2. Aggressively Use the Opportunities the Stellarator Offers to Maintain Our Position as a Valued International Partner in Fusion Research. A national facility built utilizing existing resources would allow tests of an innovative stellarator concept with energetic ions, moderate (keV) temperatures, relevant betas (few percent range) and lower collisionality instead of the electron-dominated physics accessible in a small experiment. It would serve to focus U.S. stellarator research efforts and maintain the mix of skills needed if we wish to be competitive in this area in the future. An example could be Garabedian's two-field period modular quasi-toroidal stellarator with an aspect ratio of 4.5 and particle drift orbits and neoclassical transport similar to that of a tokamak [71]. The options range from an NSTX-scale experiment at about 20 M$/yr to a high performance but short-pulse stellarator using the TFTR site at a cost of approximately 40M$/yr.

Question C: What is the potential impact of research on this concept? (4 parts)

Question C1: What is the potential impact of research on this concept on increasing our knowledge of general plasma physics?

Stellarator research has driven the development of 3-D plasma physics. The theoretical techniques that have been developed have application over a far broader range of physics than just fusion. Three examples are given below.

(i) The drift Hamiltonian theory developed for stellarators says particle drift orbits depend funda-mentally on only the magnetic field strength [19]. The most remarkable implication is quasi-helical symmetry [36] in which the drift Hamiltonian has a continuous symmetry and a conserved component of the canonical momentum even though the exact Hamiltonian has no symmetry directions. Experiments on quasi-helical symmetry, such as HSX [37], test this remarkable property of the drift equation. An important application of the drift Hamiltonian technique has been made to electron orbits in a terrella experiment [76], which is designed study the physics of the earth's radiation belts.

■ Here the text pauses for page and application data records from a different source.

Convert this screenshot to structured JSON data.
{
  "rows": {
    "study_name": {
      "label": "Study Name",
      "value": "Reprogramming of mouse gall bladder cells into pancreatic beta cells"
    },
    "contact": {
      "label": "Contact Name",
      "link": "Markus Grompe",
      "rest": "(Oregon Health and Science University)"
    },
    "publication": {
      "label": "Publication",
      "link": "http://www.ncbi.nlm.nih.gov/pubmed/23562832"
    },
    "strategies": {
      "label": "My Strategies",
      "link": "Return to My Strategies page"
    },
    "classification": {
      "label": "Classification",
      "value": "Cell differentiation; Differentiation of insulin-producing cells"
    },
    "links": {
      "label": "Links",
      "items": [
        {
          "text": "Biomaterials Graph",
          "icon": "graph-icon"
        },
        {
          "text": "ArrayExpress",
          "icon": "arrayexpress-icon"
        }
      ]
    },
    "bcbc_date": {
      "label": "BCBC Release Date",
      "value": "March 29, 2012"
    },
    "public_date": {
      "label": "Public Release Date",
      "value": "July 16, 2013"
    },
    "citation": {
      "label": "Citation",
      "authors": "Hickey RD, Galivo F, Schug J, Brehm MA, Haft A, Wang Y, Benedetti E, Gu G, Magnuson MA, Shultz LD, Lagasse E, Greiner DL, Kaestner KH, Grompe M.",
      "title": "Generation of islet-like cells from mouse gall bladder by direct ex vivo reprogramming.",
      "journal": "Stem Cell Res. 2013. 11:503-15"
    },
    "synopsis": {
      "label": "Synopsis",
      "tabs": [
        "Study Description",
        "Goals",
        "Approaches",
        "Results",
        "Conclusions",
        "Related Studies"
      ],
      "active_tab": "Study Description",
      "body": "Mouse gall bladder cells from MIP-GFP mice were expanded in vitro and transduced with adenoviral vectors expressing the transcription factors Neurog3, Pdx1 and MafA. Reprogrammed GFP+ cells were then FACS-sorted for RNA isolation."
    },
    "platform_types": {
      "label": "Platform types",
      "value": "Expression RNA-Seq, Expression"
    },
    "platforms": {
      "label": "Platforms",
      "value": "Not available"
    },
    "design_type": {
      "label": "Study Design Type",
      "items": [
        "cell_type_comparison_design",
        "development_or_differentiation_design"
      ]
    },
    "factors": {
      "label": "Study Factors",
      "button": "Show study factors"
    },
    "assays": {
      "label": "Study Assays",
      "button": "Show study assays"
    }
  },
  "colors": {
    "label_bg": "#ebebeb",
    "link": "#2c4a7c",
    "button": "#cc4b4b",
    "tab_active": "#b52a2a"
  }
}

(ii) As part of stellarator research, the magnetic field trajectories were shown to be given by a Hamiltonian of one and a half degrees of freedom [19]. Two results are (a) a simple mathematical structure for studying topology changes in the field lines and (b) new techniques for establishing action-angle variables (magnetic coordinates) for Hamiltonians of one and a half degrees of freedom. Magnetic topology issues play a major role in the interaction of interplanetary and the terrestrial magnetic field as well as the magnetic fields of the solar corona. The same Hamiltonian techniques that were developed for field lines in stellarators apply to vortex lines in fluids and flux tubes in superconductors.

(iii) The drift kinetic equation is not self-adjoint. The DKES code developed for determining stellarator neoclassical coefficients extended the well-known extremizing techniques for solving self-adjoint equations to the drift kinetic equation [40].

Question C2: What is the potential impact of research on this concept on increasing our knowledge of fusion plasma physics (of this concept as well physics of other confinement concepts)?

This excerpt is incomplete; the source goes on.